Never Evers by Tom Ellen and Lucy Ivison
Genre: Contemporary, UKYA
Published by: Chicken House
After reading Lobsters some time last year, and enjoying the experience of reading more UKYA, I was more than happy to pick up this duo’s latest book, Never Evers. I have a soft spot for books that take place over a school trip, and books with celebrities, so basically all of the blurb appealed to me! I can say, whole-heartedly, that I enjoyed this book much more than the debut, so let’s discuss…
P L O T
The book, like Lobsters, is split into two different perspectives. First there’s:
Mouse – After being kicked out of ballet school, she feels at a loss and out of touch with her friends. A skiing trip is exactly what she needs in order to find herself again. Backdropped by the Alps, she begins to fancy Jack and looks for ways she can make him fall in love with her, which result in some hilarious teenage witchcraft and igloo building! Unconventional methods, but they err on the side of success! It’s too bad her rival, Lauren, fancies Jack too…

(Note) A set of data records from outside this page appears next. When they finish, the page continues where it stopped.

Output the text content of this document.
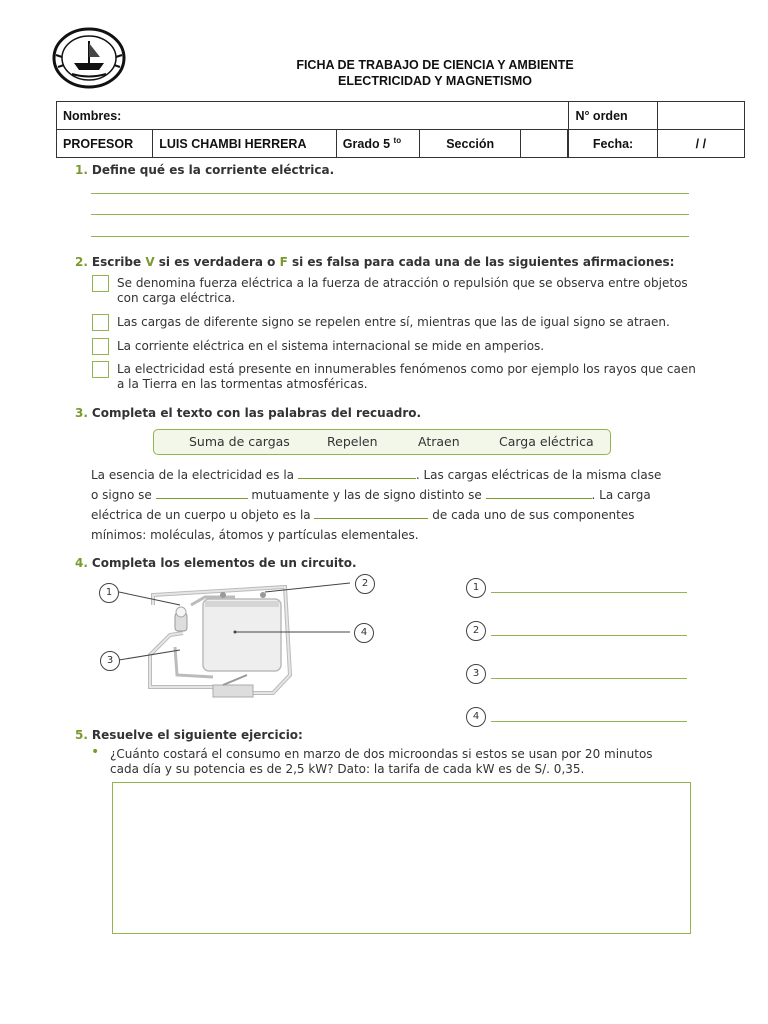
FICHA DE TRABAJO DE CIENCIA Y AMBIENTE
ELECTRICIDAD Y MAGNETISMO
Nombres:					N° orden	
PROFESOR	LUIS CHAMBI HERRERA	Grado 5 $^{to}$	Sección			Fecha:	/ /
1. Define qué es la corriente eléctrica.
2. Escribe V si es verdadera o F si es falsa para cada una de las siguientes afirmaciones:
Se denomina fuerza eléctrica a la fuerza de atracción o repulsión que se observa entre objetos con carga eléctrica.
Las cargas de diferente signo se repelen entre sí, mientras que las de igual signo se atraen.
La corriente eléctrica en el sistema internacional se mide en amperios.
La electricidad está presente en innumerables fenómenos como por ejemplo los rayos que caen a la Tierra en las tormentas atmosféricas.
3. Completa el texto con las palabras del recuadro.
Suma de cargas	Repelen	Atraen	Carga eléctrica
La esencia de la electricidad es la	. Las cargas eléctricas de la misma clase
o signo se	mutuamente y las de signo distinto se	. La carga
eléctrica de un cuerpo u objeto es la	de cada uno de sus componentes
mínimos: moléculas, átomos y partículas elementales.
4. Completa los elementos de un circuito.
1
2
3
4
1
2
3
4
5. Resuelve el siguiente ejercicio:
• ¿Cuánto costará el consumo en marzo de dos microondas si estos se usan por 20 minutos
cada día y su potencia es de 2,5 kW? Dato: la tarifa de cada kW es de S/. 0,35.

Jack – The boy in the unnamed band, on a mission with his other bandmates to ‘get off’ with as many girls as possible. (Sidenote: ‘get off’ is such an ugly term, and for me, suggests sex, whereas these characters are only 14 and what they mean by ‘get off’ is just kissing.) Not as crude as his best friend, Max, Jack fancies Mouse immediately, but Lauren keeps getting in the way. Not to mention he resembles a French pop-sensation Roland, which can only lead to trouble.
As you can probably tell, there’s a lot of plot, but I don’t think all the plot points were realised to their full potential. Then again, the whole body-double thing with Jack and Roland could have been a goldmine, but it would have been difficult to pursue without replicating The Lizzie McGuire Movie, which, let’s be honest, is beautiful enough on its own.
R O M A N C E
I thought it was sweet, just generally sweet. The only obstacle between them and their relationship was Lauren and once she was out of the picture, it was all smooth sailing. I definitely had flashbacks to my giddy 14 year old crushes and the way they both acted was very indicative of their age, in a good way. Although the mission to ‘get off’ with girls felt a little inappropriate, I knew they had good intentions. Jack didn’t want to get with Lauren because she was ‘hot’. He wanted to be with Mouse, who intrigued him and was cute, despite Max labelling her a ‘freak’. I also like that the romance in Never Evers was much more tame than in Lobsters. Everything was age appropriate and I appreciated that!
F R I E N D S H I P
Even though romance could be seen as the main focus, the thing I enjoyed most about the book was the powerhouse friendship between Mouse, Connie and Keira. Despite not being very close before the trip began, the three of them came to really love and respect each other, no matter how crazy Connie was! (Fave character by far!) They looked out for each other and supported each other, and to get such strong friendship vibes from a book that’s under 300 pages is really special. Although there was the petty mean/good girl divide and friendship groups seemed to only work in trios, there’s a lot to be said about a good friendship in books, where girls support each other, rather than compete with each other.
The antics that Connie, Keira and Mouse got up to were hilarious. I loved that Connie brought a hamster on the trip and that Keira wanted them all to cast love spells and dress up. I felt like I was part of their group while reading and that doesn’t happen often.
V E R D I C T
Overall, I thought that Never Evers was trying to achieve a lot in under 300 pages and it managed to succeed. You got a good romance with a bit of tension stopping us from getting their immediately, hilarious banter between the boys and the girls, an emotional maturity that matched the characters’ ages and a bit of pop star scandal thrown in for good measure. I’m giving the book 3.5 stars, and I’ll definitely be looking out for Tom Ellen and Lucy Ivision’s next collaboration!